Eugène Ionesco ve Franz Kafka’nın bende özel bir yeri var.

Gergedan (Ionesco) ve Dönüşüm (Kafka) eserleri, başkalaşma ve yabancılaşmaya çarpıcı bir eleştiri.

Okuyanlar bilir.

Okumayanlar da muhtemelen malûmat sahibidir.

Yine de birkaç satırla hatırlatayım.

Ionesco, insanların başkalaşmasını gergedan metaforu üzerinden verir. Bir kasabadakiler gergedanlaşmaya başlar. Sadece Berenger bu salgına karşı koyar.

Kafka’da metafor hamamböceği’dir. Gregor Samsa bir sabah uyandığında kendisini hamamböceği olarak bulur.

Her iki eserde tema yabancılaşma.

Ionesco toplumun, Kafka bireyin yabancılaşmasını anlatır.

“Birdenbire ortaya çıkan bir düşüncenin, bulaşıcı bir hastalık gibi yayılması, yeni bir din, bir öğreti, bir fanatizm sürükleyiveriyor insanları.

Bilmem hiç dikkatinizi çekti mi? İnsanlar sizin düşüncelerinizi artık paylaşmıyorsa, sanki canavarlarla karşı karşıyaymışsınız duygusu uyandırıyor insanda.

Mesela, gergedanlarla. Gergedanların saflığı, aynı zamanda acımasızlığı var onlarda. Onlar gibi düşünmüyorsanız, göz kırpmadan öldürebilirler sizleri”

diyor Ionesco.

Tepeden inme, devrimbaz ve popülist söylemler bu türden.

Suret-i haktan görünürler, ancak hakikatleri başka.

Fıtratı yok sayacak kadar marjinal, yahut kışkırtıcı derecede radikaller.

Ülkedeki kültürel yarığın sebebi, bu fanatizmin ötekici radikal dili.

Biatsız, sloganik bir dille, hürriyet, eşitlik, demokrasi kavramlarını sıkça zikrederek, kuralsız, bağsız ve bağlamsız muğlak bir zemine sürüklüyorlar toplumu.

Klonladıkları kültürün jargonuyla ölçüyor, kesip biçiyorlar.

Bizdeki yabancılaşmanın karşılığı Batılılaşma.

Batı ve Doğu’yu hakikatine bakmadan eşitleyen akıl, sözgelişi, din karşıtlığını da Batı’dan klonluyor.
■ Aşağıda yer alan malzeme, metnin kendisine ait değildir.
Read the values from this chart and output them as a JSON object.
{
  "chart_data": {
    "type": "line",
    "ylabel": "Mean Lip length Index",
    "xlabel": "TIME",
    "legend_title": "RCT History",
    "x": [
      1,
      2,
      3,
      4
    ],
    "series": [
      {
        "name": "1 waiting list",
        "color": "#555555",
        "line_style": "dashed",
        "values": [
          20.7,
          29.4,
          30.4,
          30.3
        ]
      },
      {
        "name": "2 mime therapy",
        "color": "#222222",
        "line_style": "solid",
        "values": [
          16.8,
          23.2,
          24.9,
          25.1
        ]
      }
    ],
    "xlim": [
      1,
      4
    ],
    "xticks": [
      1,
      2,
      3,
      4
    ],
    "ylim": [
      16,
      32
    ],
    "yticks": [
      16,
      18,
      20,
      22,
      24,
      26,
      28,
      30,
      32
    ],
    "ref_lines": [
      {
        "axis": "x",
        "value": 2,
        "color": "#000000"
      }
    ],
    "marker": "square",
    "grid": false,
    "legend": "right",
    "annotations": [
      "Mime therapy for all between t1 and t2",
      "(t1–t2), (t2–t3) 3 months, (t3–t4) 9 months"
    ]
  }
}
Hangi din olduğunun önemi yok. Batılı din karşıtı aydınların, baskıcı, tekfirci Engizisyon Kilise dini karşısındaki haklı duruşlarını, hiçbir döneminde Engizisyon Kilise felsefesi ve zorbalığına dönüşmemiş İslam’a yöneltmelerindeki yanılgı üzerinde durulmuyor mesela.

Klon kültürle, felsefeyle, ideoloji ve öğretilerle örgütleniyor, o kültürün misyonerleriyle işbirliği yaparak kendi insanıyla çatışmaya girişiyorlar.

Kutsalsız, kuralsız, biatsız, insanı bir yere taşımıyor, bencilliğin ve hazcılığın tutkulu hücrelerine hapsediyorlar.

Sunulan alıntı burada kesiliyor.